As your sales team goes from new to veteran, sometimes what you ‘say’ gets lost in translation.  They can give you that blank stare or worse yet they misunderstand how to sell the product or service correctly which costs you time and money.  But with regular trainings on products, services, and selling techniques you can overcome this hurdle.

The Bridge

It’s not easy to keep the communication bridges open with a client because they too are trying to grow and make the choices that will have a vital impact on their future.
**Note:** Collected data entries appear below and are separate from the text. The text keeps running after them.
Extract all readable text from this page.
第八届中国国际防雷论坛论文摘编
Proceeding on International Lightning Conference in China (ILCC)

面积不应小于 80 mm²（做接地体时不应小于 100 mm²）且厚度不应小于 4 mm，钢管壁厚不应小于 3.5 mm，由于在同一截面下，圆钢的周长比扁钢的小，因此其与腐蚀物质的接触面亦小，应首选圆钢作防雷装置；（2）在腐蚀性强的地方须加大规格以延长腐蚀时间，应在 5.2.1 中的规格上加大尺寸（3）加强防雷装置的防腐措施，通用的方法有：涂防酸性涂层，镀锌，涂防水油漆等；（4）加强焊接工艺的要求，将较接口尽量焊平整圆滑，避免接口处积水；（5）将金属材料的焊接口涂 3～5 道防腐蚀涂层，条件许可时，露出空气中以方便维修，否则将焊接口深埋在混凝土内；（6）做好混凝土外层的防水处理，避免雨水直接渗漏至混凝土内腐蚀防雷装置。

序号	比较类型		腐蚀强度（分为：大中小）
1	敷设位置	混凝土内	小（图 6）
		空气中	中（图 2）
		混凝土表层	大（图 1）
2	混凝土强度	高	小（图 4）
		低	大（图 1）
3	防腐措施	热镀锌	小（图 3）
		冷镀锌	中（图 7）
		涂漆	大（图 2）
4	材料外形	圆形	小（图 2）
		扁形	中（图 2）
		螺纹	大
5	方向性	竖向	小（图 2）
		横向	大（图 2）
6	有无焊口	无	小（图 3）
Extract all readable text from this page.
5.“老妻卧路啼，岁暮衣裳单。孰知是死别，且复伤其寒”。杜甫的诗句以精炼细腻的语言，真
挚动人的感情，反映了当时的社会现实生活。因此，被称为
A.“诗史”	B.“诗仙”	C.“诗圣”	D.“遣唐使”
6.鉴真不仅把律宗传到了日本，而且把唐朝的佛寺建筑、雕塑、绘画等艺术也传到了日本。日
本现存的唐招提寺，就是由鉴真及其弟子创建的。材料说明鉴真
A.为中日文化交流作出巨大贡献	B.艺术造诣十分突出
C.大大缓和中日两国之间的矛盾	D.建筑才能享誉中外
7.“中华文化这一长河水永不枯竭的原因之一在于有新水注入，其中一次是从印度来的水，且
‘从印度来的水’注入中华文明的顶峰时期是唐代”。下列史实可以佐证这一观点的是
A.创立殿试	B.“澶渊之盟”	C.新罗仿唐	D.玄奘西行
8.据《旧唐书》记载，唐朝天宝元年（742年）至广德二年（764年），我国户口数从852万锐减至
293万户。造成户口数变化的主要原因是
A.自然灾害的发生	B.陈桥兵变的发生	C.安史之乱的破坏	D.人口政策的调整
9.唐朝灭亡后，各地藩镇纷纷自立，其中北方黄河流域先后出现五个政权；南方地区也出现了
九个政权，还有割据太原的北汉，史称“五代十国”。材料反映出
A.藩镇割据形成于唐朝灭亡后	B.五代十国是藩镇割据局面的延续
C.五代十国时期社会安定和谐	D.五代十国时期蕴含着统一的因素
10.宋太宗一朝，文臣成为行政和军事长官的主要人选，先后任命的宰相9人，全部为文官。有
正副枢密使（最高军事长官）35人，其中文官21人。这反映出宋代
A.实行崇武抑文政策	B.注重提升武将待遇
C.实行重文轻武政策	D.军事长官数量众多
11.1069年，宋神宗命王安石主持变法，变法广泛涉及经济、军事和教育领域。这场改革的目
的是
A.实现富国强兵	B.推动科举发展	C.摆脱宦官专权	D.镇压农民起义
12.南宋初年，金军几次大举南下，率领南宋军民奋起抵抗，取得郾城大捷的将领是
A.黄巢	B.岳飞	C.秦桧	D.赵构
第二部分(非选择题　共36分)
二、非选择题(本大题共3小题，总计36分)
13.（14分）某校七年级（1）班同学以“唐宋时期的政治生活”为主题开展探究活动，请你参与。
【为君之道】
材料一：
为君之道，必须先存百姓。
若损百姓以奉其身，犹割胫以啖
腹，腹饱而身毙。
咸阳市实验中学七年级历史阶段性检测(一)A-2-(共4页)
They are becoming capable of spending larger amounts of money, having less and less time available to meet with you, and have their own difficulties they need you to help address.

Here are a few tips to help you get started:

1.       Watch your body language. 
How you move says a lot about you.  When a person is tired, they tend to slump.  When angered, your jaw muscles tighten and your eyes narrow into slits.  Believe it or you’re your clients are good at interpreting body language.  Yours will betray you when you are talking to them.  Keep it open and honest.  Avoid sitting with your arms crossed, eyes looking away from them or squirming in your seat.

2.       Make eye contact. 
When you don’t look at the person - you are non-verbally showing that you are either hiding something or you are not at all interested in what they have to say.  Your client will shut down emotionally when they suspect that you are not “tuned in” to them or worse yet end the meeting early.  Sit comfortably and give your client undivided attention with consistent eye contact.  It lets them know that you care.

3.       Keep your emotions in check. 
Remember back to when you were in high school?  Some of the things you said to your parents were aimed at freaking them out.  Clients will push your buttons if they can - don’t go overboard and get upset.  Their target is opening lines of communication for sharing their concerns or disinterest, sometimes they know it may make you mad.  Instead, take a deep breath, listen closely, repeat what you hear back, and ignore the taunt.  Do the opposite of what they expect because really, they want you to see through their ploy and find out the real problem.

4.       Ask them about their day. 
This technique works with spouses also.  Even if your client only grunts or says the obligatory, “It was okay,” ask anyway.  This shows you care. How many sales people really ask that question anyways? (Your show of caring will go a long way to convince them that you are interested in the things that they do and how they feel.)

5.       Be honest with them.
If you don’t understand or have an issue about something then say so.  Clients like your kids know when you are being insincere.  Discuss everything honestly and openly, say ‘I don’t know’ if you don’t know, but provide follow up when you find out the answer. Sometimes situational selling works when your client will explain an idea of where they are coming from.  Your client won’t mind explaining as long as they know you are listening. This way they know you really want them to be successful.

6.       Allow them their privacy. 
This one is tricky and since you want to know your client better than anyone else, you need to draw the line.  Clients value their time alone to think about the proposal.  Take a ‘break’ for a coffee and come back to answer questions later. Sometimes, planning a follow up meeting works well too. Never adopt the policy of the hard sale because it could burn the bridge and end the relationship with that client.  Remember, they need to hear your message but you need to listen their desires.  Also, in their office may be that there are no locks on the doors, always show respect by knocking before entering.  If they don’t want to be pressed about placing an order at the moment, wait until they are ready (if it’s not urgent for their timeline) and then make the close.


Being a sales person or a manager of a sales team takes a tough skin, a willingness to be vulnerable and lots of passion for what you do.  You will make mistakes but whatever you do, don’t stop talking ever to your client or training your sales team.